What it means about the relationship between humans and technology
I’m going to sound like a conspiracy theorist for a moment. For millennia, people have been obsessed with the idea of a dystopian near-future where humans can fly and re-grow limbs; one in which they have tamed nature to the point where it’s been subverted to their will. After the industrial revolution, these fantasies became intricately linked with the development of machines. Today, machines are omnipresent, and the forces that control our lives—capital, data, the Internet—are unseen, incomprehensible and all-powerful. One should question the astuteness of leaving so much power over the running of our societies to machines and quantities that we can barely understand.
Starting on April 12, 2009, Amazon.com was hit by an unfortunate “system failure” that took books written by and about homosexuals, along with other “obscene” materials, off their commercial listings and removed their sales rankings. Whether this was a “glitch,” as the company claims, or a more sinister third party hack is hardly the important question: the fact that Amazon has the power to single-handedly slash and burn a whole subsection of literature with the flick of a metaphorical switch is horrifying.
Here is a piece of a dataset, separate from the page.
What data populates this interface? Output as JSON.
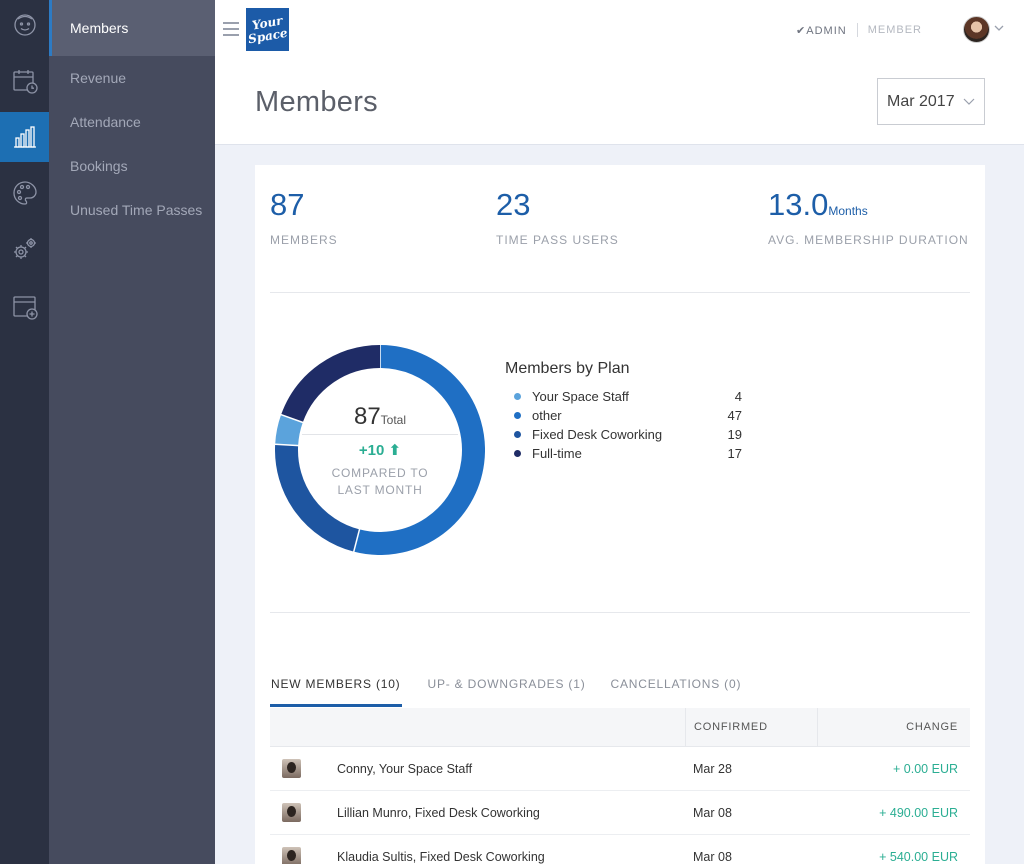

That’s a tremendous amount of power—not just over books, but over human knowledge. It should make us realize that Amazon.com and its rivals, like Google, are not benign media giants stationed for our convenience about the green cyber-pastures of the Internet. They are ubiquitous data-powers that we have invested with an enormous amount of control over culture—control that no governing body has ever had over the commerce of ideas.
When the meta-apocalypse occurs and civilization comes crashing down in a mess of twisted computer chips, don’t blame the robots. My computer can’t even handle parallel downloads (I’m sure the sleek little bastard will be crying in a corner). Blame the fact that we have given away power over our combined knowledge to a host of nameless, faceless collectives for the sake of convenience, instead of guarding our intellectual patrimony from abuse.
So, am I telling you to go out there and form a small band of plucky cyber-terrorists to waylay the media powerhouses on the informational highways of the Internet and demand that we institute a series of checks and balances to protect our culture from their craven cybernetic ways? Well, that’s really up to you.